Augusto Pinochet est mort le 10 décembre 2006, journée internationale des Droits de l’Homme. L’ordure avait 91 ans. Arrêté à Londres en 1998 puis relâché pour « démence sénile », le dictateur a échappé aux procès qui auraient dû sanctionner ses crimes, notamment ceux de l’opération Caravane de la Mort, de l’opération Colombo ou de l’opération Condor. Le régime de Pinochet est responsable de trois mille morts et disparus. Pinochet était poursuivi dans cinq affaires de droits de l’homme au Chili. Parmi elles, celle de la Villa Grimaldi où plus de quatre mille personnes ont été torturées entre 1973 et 1978. Deux cents sont toujours portées disparues. Au moins trente-cinq mille personnes sont passées sous les griffes sadiques des bourreaux du fossoyeur de la Unitad Popular. Dans une dizaine d’autres pays, des plaintes étaient également déposées contre le général ami de la CIA.
Grand criminel, Pinochet était aussi un vulgaire voyou. Comme Al Capone, c’est sur le terrain fiscal qu’il aurait pu chuter en premier. Dans un monde qui marche sur la tête, les crimes d’argent sont plus graves que les crimes contre l’Humanité... Le gangster aux lunettes noires était notamment accusé d’avoir détourné vingt-huit millions de dollars. Pour avoir osé s’attaquer à une telle pourriture, près de deux cents hommes du FPMR, du MIR et du PCCh, coupables de « crimes de sang » selon des tribunaux militaires, sont condamnés injustement à l’exil.
La société chilienne a vite oublié la dette qu’elle a envers celles et ceux qui ont risqué leur vie pour la démocratie.
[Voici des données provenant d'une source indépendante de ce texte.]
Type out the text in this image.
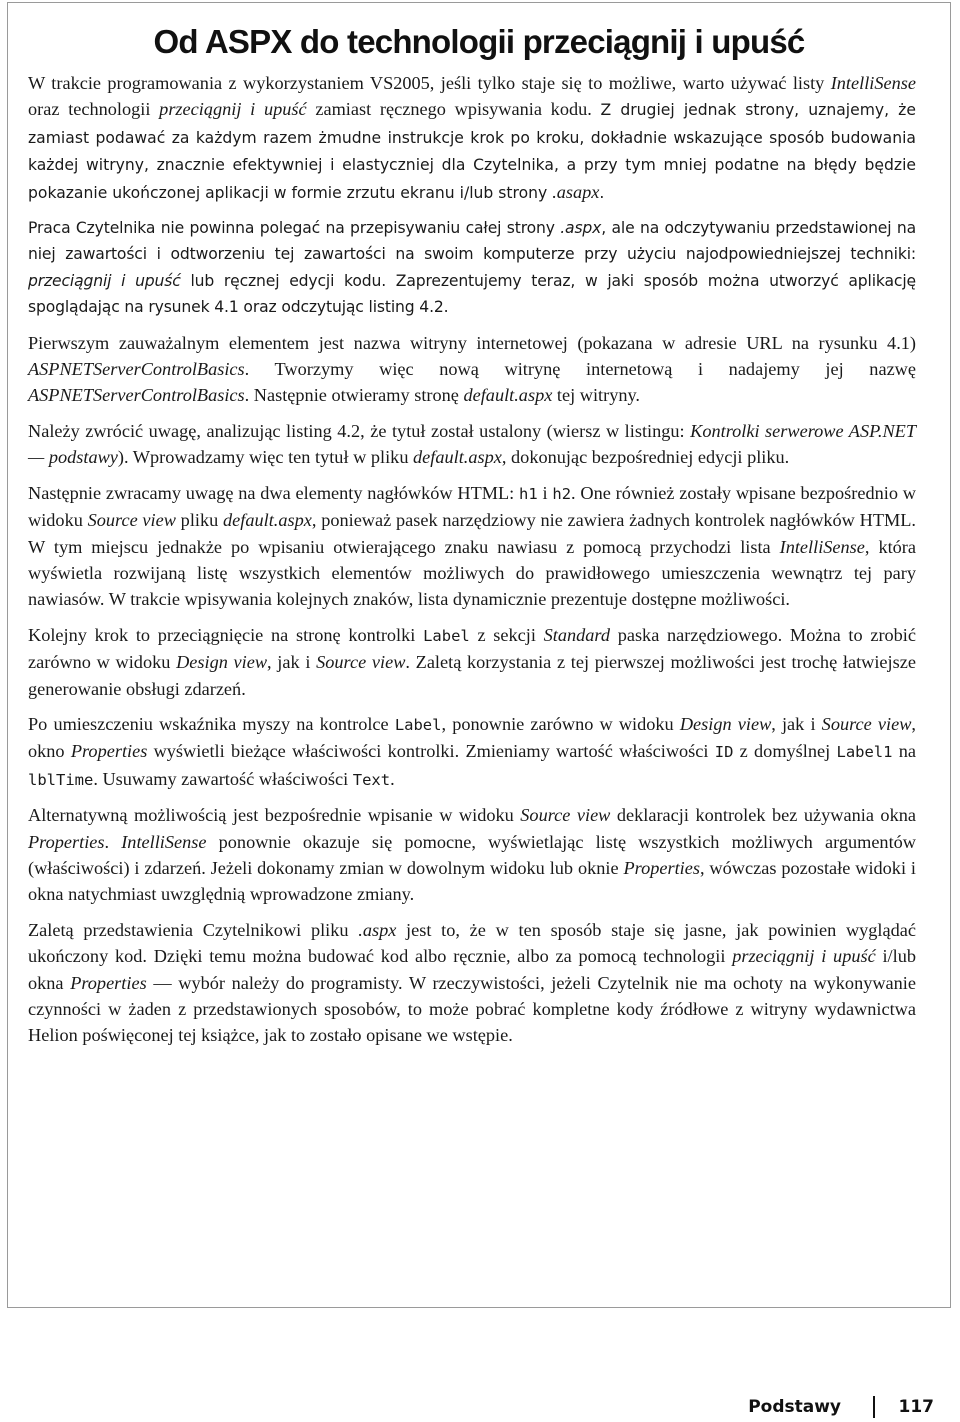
Od ASPX do technologii przeciągnij i upuść

W trakcie programowania z wykorzystaniem VS2005, jeśli tylko staje się to możliwe, warto używać listy IntelliSense oraz technologii przeciągnij i upuść zamiast ręcznego wpisywania kodu. Z drugiej jednak strony, uznajemy, że zamiast podawać za każdym razem żmudne instrukcje krok po kroku, dokładnie wskazujące sposób budowania każdej witryny, znacznie efektywniej i elastyczniej dla Czytelnika, a przy tym mniej podatne na błędy będzie pokazanie ukończonej aplikacji w formie zrzutu ekranu i/lub strony .asapx.

Praca Czytelnika nie powinna polegać na przepisywaniu całej strony .aspx, ale na odczytywaniu przedstawionej na niej zawartości i odtworzeniu tej zawartości na swoim komputerze przy użyciu najodpowiedniejszej techniki: przeciągnij i upuść lub ręcznej edycji kodu. Zaprezentujemy teraz, w jaki sposób można utworzyć aplikację spoglądając na rysunek 4.1 oraz odczytując listing 4.2.

Pierwszym zauważalnym elementem jest nazwa witryny internetowej (pokazana w adresie URL na rysunku 4.1) ASPNETServerControlBasics. Tworzymy więc nową witrynę internetową i nadajemy jej nazwę ASPNETServerControlBasics. Następnie otwieramy stronę default.aspx tej witryny.

Należy zwrócić uwagę, analizując listing 4.2, że tytuł został ustalony (wiersz w listingu: Kontrolki serwerowe ASP.NET — podstawy). Wprowadzamy więc ten tytuł w pliku default.aspx, dokonując bezpośredniej edycji pliku.

Następnie zwracamy uwagę na dwa elementy nagłówków HTML: h1 i h2. One również zostały wpisane bezpośrednio w widoku Source view pliku default.aspx, ponieważ pasek narzędziowy nie zawiera żadnych kontrolek nagłówków HTML. W tym miejscu jednakże po wpisaniu otwierającego znaku nawiasu z pomocą przychodzi lista IntelliSense, która wyświetla rozwijaną listę wszystkich elementów możliwych do prawidłowego umieszczenia wewnątrz tej pary nawiasów. W trakcie wpisywania kolejnych znaków, lista dynamicznie prezentuje dostępne możliwości.

Kolejny krok to przeciągnięcie na stronę kontrolki Label z sekcji Standard paska narzędziowego. Można to zrobić zarówno w widoku Design view, jak i Source view. Zaletą korzystania z tej pierwszej możliwości jest trochę łatwiejsze generowanie obsługi zdarzeń.

Po umieszczeniu wskaźnika myszy na kontrolce Label, ponownie zarówno w widoku Design view, jak i Source view, okno Properties wyświetli bieżące właściwości kontrolki. Zmieniamy wartość właściwości ID z domyślnej Label1 na lblTime. Usuwamy zawartość właściwości Text.

Alternatywną możliwością jest bezpośrednie wpisanie w widoku Source view deklaracji kontrolek bez używania okna Properties. IntelliSense ponownie okazuje się pomocne, wyświetlając listę wszystkich możliwych argumentów (właściwości) i zdarzeń. Jeżeli dokonamy zmian w dowolnym widoku lub oknie Properties, wówczas pozostałe widoki i okna natychmiast uwzględnią wprowadzone zmiany.

Zaletą przedstawienia Czytelnikowi pliku .aspx jest to, że w ten sposób staje się jasne, jak powinien wyglądać ukończony kod. Dzięki temu można budować kod albo ręcznie, albo za pomocą technologii przeciągnij i upuść i/lub okna Properties — wybór należy do programisty. W rzeczywistości, jeżeli Czytelnik nie ma ochoty na wykonywanie czynności w żaden z przedstawionych sposobów, to może pobrać kompletne kody źródłowe z witryny wydawnictwa Helion poświęconej tej książce, jak to zostało opisane we wstępie.

Podstawy	117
Le livre de Xavier Montanyà leur rend un vibrant hommage tout en apportant des éclairages vivants sur les actions clandestines et sur les remous politiques au Chili. Après avoir interviewé plusieurs exilés de la démocratie chilienne, l’auteur restitue avec précision les grands moments du FPMR que sont l’attentat contre Pinochet et l’évasion de la Carcel Publica de Santiago. Ken Loach puiserait là un scénario à la hauteur de ses meilleurs films politiques.
Xavier Montanyà, Les Derniers Exilés de Pinochet - Des luttes clandestines à la transition démocratique (Chili 1984-1991), éditions Agone, 226 pages dont huit avec photos. 18€. Traduite du catalan par Lluna Llecha Llop, cette édition a été établie par Jean-Marc Rouillan.